Summary and Take-Home Points
The pelvic ring injury combines structural orthopedic concerns with the acute hemorrhage emergency, requiring multidisciplinary management coordinated between trauma, orthopedic, and interventional radiology services. The Young-Burgess classification by mechanism (LC, APC, VS, CM) is predictive of associated hemorrhage patterns; the Tile classification by stability (A stable, B rotationally unstable, C completely unstable) directs operative management.
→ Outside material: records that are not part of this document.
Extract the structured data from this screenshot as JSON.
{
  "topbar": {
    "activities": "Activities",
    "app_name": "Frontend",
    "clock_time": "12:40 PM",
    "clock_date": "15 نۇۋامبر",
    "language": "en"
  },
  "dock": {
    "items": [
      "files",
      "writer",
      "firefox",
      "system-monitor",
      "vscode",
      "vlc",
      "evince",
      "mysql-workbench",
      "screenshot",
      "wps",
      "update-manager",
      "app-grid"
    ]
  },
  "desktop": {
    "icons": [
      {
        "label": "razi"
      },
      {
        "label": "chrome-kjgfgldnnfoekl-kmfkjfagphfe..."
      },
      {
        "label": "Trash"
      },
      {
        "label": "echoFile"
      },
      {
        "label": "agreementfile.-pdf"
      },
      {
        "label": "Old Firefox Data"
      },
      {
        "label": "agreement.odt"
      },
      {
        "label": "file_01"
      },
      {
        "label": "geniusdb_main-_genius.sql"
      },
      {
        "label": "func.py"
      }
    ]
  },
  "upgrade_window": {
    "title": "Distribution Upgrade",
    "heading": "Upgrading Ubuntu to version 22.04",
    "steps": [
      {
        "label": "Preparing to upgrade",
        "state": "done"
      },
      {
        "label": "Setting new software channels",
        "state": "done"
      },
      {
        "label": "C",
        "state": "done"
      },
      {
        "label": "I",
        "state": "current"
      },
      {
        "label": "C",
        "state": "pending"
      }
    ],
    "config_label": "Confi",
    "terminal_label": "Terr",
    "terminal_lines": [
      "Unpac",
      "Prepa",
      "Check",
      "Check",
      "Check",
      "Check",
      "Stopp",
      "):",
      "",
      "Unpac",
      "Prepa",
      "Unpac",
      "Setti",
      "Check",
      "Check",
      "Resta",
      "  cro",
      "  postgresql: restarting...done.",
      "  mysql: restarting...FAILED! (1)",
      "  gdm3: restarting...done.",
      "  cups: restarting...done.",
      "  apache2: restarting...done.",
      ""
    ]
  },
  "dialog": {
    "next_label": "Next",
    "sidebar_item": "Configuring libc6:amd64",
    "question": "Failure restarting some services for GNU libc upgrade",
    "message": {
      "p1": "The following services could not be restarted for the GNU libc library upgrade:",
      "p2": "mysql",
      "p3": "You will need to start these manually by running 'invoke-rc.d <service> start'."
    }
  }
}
The acute hemorrhage management follows the sequence of mechanical stabilization (pelvic binder at the trochanters, anterior external fixator, C-clamp for posterior compression in selected cases) plus blood product resuscitation with massive transfusion protocol and tranexamic acid, followed by definitive hemorrhage control with either preperitoneal pelvic packing (operative tamponade) or angiographic embolization (radiological control of arterial bleeders). The choice between packing and embolization depends on patient stability and institutional resources; in many centers both are used in coordination. Definitive fixation strategies follow the injury pattern: anterior symphyseal plating for APC- II, posterior iliosacral screws for SI joint disruption and sacral fractures, combined anterior and posterior fixation for APC-III and Tile C patterns, and lumbopelvic fixation with triangular constructs for severe spinopelvic dissociation. The Denis zoning of sacral fractures (I lateral, II through foramina, III medial) predicts neurological injury risk. Open pelvic fractures with perineal or rectal wounds carry substantially higher mortality and require diverting colostomy in addition to orthopedic fixation. Urethral and bladder injuries are common associated injuries that influence both immediate management and the approach to definitive orthopedic fixation. The chapter that follows turns to the acetabulum and the hip — the next set of pelvic- region injuries — where the acetabular fractures of Letournel structure the operative approach and the choice of column and combined fixation.